Rekomendasi Struktur Partisi

SSD 512GB (Satu Drive)

SSD 256GB + HDD 1TB (Dual Drive — Rekomendasi!)

SSD 1TB + SSD 2TB (Enthusiast)

FAQ Partisi

Apakah partisi bisa dihapus?

Ya! Klik kanan partisi → Delete Volume. SEMUA DATA DI PARTISI TERSEBUT AKAN HILANG. Backup dulu!

Apakah partisi SSD mengurangi performa?

Nggak. Untuk SSD, nggak ada perbedaan performa antara 1 partisi atau 4 partisi. Semua akses sama cepatnya karena NMD flash nggak punya "outer/inner track" seperti HDD.

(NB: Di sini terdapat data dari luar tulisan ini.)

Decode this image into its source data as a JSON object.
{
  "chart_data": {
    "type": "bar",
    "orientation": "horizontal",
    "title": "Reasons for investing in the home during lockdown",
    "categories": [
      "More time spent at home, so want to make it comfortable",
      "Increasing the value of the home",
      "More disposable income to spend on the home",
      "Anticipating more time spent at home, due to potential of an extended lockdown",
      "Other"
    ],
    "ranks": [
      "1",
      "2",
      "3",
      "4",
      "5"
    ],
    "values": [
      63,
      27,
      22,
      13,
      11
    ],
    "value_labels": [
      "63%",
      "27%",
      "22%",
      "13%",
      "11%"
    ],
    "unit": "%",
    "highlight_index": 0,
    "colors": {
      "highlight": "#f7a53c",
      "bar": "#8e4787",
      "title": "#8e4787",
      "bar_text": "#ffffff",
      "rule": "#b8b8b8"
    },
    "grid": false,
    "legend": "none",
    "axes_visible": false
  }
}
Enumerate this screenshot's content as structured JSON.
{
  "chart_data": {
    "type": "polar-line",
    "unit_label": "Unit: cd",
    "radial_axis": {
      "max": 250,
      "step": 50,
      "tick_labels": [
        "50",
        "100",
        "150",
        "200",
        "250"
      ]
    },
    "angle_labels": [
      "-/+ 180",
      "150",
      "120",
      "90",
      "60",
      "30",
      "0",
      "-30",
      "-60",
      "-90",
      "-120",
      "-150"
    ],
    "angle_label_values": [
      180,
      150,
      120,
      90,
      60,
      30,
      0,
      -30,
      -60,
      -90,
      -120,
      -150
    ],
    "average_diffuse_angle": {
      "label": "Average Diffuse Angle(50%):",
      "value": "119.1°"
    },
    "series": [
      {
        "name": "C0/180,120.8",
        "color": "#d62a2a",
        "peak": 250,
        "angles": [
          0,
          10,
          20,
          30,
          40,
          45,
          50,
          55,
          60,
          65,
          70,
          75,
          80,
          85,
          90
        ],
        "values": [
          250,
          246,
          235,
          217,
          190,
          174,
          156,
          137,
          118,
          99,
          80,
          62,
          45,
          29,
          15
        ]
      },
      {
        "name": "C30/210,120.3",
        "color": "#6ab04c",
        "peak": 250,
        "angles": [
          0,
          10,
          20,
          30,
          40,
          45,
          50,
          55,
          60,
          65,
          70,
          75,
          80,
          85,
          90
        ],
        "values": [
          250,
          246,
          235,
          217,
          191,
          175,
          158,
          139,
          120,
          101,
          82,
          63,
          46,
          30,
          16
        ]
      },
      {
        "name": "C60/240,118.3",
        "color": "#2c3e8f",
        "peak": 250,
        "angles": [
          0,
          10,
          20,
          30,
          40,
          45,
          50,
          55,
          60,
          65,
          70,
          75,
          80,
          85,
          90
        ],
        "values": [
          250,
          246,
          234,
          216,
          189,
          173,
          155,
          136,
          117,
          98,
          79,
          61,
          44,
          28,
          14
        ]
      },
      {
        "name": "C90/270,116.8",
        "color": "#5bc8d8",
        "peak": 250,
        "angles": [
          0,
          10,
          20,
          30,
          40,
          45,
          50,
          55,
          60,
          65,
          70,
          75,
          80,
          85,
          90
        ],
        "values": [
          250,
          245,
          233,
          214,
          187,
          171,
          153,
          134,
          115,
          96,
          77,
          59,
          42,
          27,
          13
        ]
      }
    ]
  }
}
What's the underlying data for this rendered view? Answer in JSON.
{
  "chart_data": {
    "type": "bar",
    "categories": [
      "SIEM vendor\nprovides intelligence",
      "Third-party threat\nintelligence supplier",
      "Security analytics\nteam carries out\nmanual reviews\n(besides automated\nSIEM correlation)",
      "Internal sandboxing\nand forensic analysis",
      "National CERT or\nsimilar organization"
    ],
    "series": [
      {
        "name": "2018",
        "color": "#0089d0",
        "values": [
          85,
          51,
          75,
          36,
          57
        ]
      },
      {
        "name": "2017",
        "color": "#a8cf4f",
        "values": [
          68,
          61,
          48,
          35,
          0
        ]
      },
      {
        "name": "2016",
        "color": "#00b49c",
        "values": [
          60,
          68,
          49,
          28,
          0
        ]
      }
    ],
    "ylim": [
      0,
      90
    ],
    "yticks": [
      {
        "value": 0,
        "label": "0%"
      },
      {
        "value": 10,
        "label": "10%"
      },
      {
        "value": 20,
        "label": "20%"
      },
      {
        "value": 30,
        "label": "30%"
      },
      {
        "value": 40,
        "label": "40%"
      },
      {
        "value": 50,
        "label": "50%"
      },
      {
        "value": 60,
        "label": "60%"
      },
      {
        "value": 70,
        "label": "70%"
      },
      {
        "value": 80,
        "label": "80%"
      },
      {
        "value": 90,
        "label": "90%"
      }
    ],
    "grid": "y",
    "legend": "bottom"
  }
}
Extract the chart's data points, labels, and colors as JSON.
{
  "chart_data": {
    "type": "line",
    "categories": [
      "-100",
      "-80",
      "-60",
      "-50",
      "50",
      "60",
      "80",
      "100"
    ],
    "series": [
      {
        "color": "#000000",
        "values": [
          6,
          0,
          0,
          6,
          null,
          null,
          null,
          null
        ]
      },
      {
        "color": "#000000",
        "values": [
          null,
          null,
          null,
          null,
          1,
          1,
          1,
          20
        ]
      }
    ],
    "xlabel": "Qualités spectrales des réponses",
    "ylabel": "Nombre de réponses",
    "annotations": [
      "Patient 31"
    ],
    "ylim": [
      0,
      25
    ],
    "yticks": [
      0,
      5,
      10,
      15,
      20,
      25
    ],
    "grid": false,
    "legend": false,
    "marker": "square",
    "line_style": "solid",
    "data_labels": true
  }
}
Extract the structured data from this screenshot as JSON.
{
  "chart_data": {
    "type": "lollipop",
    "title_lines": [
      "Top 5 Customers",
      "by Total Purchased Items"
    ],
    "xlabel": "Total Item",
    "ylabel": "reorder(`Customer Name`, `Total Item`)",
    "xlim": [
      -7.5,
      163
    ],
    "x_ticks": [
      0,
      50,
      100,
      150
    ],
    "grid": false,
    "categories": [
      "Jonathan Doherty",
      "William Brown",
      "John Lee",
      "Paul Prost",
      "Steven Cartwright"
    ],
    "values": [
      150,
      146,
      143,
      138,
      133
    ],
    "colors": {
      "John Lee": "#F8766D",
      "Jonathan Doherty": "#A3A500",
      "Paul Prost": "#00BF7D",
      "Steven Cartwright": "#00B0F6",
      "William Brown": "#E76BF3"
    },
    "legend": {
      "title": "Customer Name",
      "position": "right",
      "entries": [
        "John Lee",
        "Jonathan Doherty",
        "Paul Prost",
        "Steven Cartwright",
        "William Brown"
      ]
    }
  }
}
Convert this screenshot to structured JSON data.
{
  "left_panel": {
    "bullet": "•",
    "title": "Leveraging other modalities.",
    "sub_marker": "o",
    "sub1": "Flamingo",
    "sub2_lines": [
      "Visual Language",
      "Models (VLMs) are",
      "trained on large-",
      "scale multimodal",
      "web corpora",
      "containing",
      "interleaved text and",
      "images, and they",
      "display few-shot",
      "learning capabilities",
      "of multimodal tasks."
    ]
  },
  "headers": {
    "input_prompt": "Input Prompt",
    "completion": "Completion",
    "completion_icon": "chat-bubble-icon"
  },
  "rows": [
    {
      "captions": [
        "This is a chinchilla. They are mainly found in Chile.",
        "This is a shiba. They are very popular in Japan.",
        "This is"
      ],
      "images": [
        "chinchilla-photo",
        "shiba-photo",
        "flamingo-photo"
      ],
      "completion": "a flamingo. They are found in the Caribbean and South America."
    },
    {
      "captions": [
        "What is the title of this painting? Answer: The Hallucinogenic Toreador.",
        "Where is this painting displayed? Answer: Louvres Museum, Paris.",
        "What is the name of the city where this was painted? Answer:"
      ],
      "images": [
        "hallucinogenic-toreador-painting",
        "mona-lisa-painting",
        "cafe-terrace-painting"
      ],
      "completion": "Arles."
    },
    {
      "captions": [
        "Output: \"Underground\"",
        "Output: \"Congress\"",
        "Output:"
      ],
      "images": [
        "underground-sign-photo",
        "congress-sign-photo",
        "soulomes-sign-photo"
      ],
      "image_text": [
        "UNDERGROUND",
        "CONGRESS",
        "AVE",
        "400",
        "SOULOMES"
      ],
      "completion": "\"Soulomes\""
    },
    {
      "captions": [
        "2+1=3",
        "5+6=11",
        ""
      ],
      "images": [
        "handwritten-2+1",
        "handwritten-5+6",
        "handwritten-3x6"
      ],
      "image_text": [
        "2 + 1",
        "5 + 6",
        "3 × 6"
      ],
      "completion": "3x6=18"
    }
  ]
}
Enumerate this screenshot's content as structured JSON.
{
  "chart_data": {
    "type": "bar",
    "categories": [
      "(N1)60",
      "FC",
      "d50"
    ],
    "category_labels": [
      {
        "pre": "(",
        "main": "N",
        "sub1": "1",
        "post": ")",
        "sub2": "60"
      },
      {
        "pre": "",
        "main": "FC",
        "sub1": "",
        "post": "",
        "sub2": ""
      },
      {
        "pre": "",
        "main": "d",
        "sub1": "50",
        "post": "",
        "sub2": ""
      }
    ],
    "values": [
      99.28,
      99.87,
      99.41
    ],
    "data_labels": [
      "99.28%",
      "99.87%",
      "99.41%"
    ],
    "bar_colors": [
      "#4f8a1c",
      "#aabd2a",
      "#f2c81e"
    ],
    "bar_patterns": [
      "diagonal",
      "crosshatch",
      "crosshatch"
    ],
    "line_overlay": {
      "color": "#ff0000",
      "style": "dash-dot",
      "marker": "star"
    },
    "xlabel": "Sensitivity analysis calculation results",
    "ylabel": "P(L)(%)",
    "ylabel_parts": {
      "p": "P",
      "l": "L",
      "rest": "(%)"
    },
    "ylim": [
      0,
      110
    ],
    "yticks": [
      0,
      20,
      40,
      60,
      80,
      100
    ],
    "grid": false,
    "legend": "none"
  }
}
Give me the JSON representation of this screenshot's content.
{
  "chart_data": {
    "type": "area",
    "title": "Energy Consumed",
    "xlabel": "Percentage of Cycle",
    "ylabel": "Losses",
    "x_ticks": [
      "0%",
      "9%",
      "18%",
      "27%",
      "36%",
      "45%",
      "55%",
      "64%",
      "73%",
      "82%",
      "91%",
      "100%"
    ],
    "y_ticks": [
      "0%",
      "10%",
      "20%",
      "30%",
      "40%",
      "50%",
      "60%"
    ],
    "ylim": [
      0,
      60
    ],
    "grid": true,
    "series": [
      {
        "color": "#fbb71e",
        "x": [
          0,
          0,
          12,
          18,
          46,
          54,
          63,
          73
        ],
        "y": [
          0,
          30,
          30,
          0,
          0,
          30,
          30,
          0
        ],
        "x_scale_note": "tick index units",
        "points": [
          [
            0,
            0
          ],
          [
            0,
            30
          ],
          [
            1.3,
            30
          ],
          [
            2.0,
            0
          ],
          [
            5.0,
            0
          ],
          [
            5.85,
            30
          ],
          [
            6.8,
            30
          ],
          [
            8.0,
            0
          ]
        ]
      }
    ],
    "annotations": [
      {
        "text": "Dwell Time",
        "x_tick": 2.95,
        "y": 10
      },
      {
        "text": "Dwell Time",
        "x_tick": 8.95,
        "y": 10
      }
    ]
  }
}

Bisakah konversi MBR ke GPT tanpa format?

Ya! Pakai mbr2gpt command di Windows, atau MiniTool Partition Wizard. Tapi backup dulu sebelum konversi — just in case.

Kesimpulan

Partisi yang baik = data lebih aman dan terorganisir. Minimal pisahkan C: (OS) dan D: (data). Pakai GPT untuk drive baru, dan Disk Management sudah cukup untuk kebanyakan tugas partisi dasar.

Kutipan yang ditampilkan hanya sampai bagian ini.